"Let there be light!"
And so the universe began. The initial explosion that resulted in "all that is" produced high energy photons. Eventually, these collapsed to give us all of the matter around us.
However, light still dominates the universe. For every sub-atomic particle, there are at least 100,000 photons floating around. Indeed, the reason that you are able to read this is because of photons of light.
Photons of light from the sun or from another source of light strike the page that you have in front of you and the different chemical compounds on the page re-emit that light in a way that allows you to discern a pattern of letters and words.
This wasn't always the view of light.
The ancient Greeks thought that all things were made from four elements - fire, air, earth, and water. Empedocles postulated that the fire in the eye shone out and illuminated all around us, allowing us to see. We know this is not true because we do not see as well at night or in a cave.
Still, it is a view that held sway for some 2,000 years.
Other Greek thinkers, though, were interested in actually making measurements of the world.
Euclid worked out a mathematical basis for light. He recognized that it travels in straight lines and that there is a geometrical relationship between the angle of incidence and the angle of reflection when light strikes a mirror.
In 60 C.E., Heron made the interesting observation that a reflected light beam travels along the path of least length. About 80 years later, Ptolemy discovered that the atmosphere refracts the light of distant stars. This is observable as a distortion in the position of stars near the horizon versus directly overhead.
Probably the biggest breakthrough, though, did not occur in Greece but in southwest Asia.
Around 1000 C.E., al-Haytham was able to demonstrate that light entered the eye from an outside source, thereby refuting Empedocles' claim. There was no beam being emitted by the fires of the eye. Light was all around us but not within.
He used the pinhole camera to explain the workings of the eye ball. He studied parabolic mirrors and lenses. He was even able to explain why light traveled in straight lines. In his view, light from the sun traveled as a stream of little tiny particles able to bounce off objects.

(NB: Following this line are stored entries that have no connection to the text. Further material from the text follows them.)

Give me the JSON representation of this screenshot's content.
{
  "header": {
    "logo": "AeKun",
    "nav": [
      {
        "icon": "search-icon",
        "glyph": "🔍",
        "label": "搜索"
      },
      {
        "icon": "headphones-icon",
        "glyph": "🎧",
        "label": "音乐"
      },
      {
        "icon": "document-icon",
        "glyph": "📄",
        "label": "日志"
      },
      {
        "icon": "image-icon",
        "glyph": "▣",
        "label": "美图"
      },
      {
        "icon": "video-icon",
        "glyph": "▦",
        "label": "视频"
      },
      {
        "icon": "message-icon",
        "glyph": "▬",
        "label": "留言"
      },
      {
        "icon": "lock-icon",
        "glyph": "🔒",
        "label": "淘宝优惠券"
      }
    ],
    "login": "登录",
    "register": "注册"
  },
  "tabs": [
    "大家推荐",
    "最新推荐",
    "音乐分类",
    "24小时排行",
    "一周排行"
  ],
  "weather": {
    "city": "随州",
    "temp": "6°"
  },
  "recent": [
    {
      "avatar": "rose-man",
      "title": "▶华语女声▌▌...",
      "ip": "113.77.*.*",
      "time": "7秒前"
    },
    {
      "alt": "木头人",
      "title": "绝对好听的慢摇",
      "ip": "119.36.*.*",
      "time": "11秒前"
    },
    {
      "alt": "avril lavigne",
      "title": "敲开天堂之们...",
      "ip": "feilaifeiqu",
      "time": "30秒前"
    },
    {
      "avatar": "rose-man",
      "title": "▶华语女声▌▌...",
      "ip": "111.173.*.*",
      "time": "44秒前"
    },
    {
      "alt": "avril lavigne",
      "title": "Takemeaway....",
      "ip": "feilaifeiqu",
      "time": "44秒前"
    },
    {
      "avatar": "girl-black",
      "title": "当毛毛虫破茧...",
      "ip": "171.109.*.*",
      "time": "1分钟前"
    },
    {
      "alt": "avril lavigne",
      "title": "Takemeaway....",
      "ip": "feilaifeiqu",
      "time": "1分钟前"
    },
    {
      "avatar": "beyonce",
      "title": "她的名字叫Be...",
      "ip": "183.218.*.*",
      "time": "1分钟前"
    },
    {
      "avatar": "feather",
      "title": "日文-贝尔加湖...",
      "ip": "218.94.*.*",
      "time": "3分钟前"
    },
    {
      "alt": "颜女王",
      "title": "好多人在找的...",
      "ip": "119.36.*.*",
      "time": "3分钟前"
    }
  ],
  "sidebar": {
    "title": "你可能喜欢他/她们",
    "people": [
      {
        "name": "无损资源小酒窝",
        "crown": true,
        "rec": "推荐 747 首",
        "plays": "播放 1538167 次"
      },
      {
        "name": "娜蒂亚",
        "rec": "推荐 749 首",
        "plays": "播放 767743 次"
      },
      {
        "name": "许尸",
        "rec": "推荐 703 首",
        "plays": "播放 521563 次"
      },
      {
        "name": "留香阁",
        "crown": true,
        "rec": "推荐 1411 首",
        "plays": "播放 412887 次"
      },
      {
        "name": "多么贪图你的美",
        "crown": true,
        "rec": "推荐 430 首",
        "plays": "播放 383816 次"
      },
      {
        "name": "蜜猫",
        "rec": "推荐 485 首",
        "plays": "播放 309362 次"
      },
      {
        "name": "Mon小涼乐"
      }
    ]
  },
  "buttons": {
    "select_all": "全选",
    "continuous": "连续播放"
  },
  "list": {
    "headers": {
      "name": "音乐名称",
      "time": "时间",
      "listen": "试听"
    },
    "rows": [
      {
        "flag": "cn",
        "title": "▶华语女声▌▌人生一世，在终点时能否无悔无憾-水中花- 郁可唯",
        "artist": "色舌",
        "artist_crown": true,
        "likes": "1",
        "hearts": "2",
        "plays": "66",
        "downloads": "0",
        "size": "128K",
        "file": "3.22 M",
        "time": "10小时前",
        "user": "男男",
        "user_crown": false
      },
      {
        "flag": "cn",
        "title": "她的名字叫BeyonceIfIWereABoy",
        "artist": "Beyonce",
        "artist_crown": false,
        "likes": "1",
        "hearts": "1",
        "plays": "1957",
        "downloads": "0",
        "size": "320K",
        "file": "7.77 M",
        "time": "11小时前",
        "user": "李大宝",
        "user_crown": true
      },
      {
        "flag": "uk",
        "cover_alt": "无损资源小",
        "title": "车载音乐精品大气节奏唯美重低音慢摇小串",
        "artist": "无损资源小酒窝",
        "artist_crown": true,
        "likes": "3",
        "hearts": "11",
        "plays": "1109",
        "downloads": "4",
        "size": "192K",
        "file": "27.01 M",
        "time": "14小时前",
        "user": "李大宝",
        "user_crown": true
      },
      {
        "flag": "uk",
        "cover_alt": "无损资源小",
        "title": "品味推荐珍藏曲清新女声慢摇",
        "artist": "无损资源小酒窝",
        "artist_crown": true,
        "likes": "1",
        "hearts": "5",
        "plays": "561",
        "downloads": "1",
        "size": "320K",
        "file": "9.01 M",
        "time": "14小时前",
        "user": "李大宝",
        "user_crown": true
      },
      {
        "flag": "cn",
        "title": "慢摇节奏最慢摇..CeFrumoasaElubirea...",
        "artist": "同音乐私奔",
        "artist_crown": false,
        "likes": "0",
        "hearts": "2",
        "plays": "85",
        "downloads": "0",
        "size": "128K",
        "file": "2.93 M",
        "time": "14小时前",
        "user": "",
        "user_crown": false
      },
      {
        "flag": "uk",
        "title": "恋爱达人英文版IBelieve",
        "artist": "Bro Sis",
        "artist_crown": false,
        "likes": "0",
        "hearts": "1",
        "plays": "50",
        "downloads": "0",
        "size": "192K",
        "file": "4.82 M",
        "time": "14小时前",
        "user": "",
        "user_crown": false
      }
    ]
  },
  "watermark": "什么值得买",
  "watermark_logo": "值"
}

Unfortunately, his writings were not well known or understood in Europe until 500 years later.
However, they did help with the development of optics.
For example, Kepler worked on optics and came up with the first correct mathematical theory of the camera obscura. Kepler was also able to explain why some people were near sighted and others far sighted.
But probably the single most important person in the study of light was Sir Isaac Newton. He experimented with passing light through a triangular glass prism, somewhere around 1666, and produced a spectrum of colours.
Indeed, he gave the resulting rainbow the name spectrum. He was able to take light apart.
Perhaps more importantly he found that he was able to use a second prism to put light back together. A spectrum from one prism could be returned to white light using a second prism. This put to rest the idea that something in the glass corrupted the pure white light. After all, corrupting something twice doesn't get you back to purity.
Having shown that the emergence of colour was not a result of the material in the glass somehow altering the nature of light, Newton realized the true explanation.
White light was not pure to begin with but was composed of all of the colours of the rainbow.
Using this knowledge allowed Newton to design lenses and telescopes with as little chromatic aberration as possible. Indeed, to avoid the colour fringes caused by lenses, he designed a reflecting telescope.
Of course, he published his work and gave experimental evidence that light was composed of minute particles. And there were many other scientists that disagreed, despite the work of others before Newton including al-Haytham.
For example, Robert Hooke published a wave theory of light and his own theory of colours, claiming that Newton was wrong.
Newton's views also changed with time. By 1704, when Opticks was published, Newton had to concede that the corpuscles of light created waves in the ether.
But he strongly argued in favour of a model in which light traveled as particles.
Of course, that would mean that these particles would have to move with a definite speed.
The discovery of the speed of light is a topic for another day.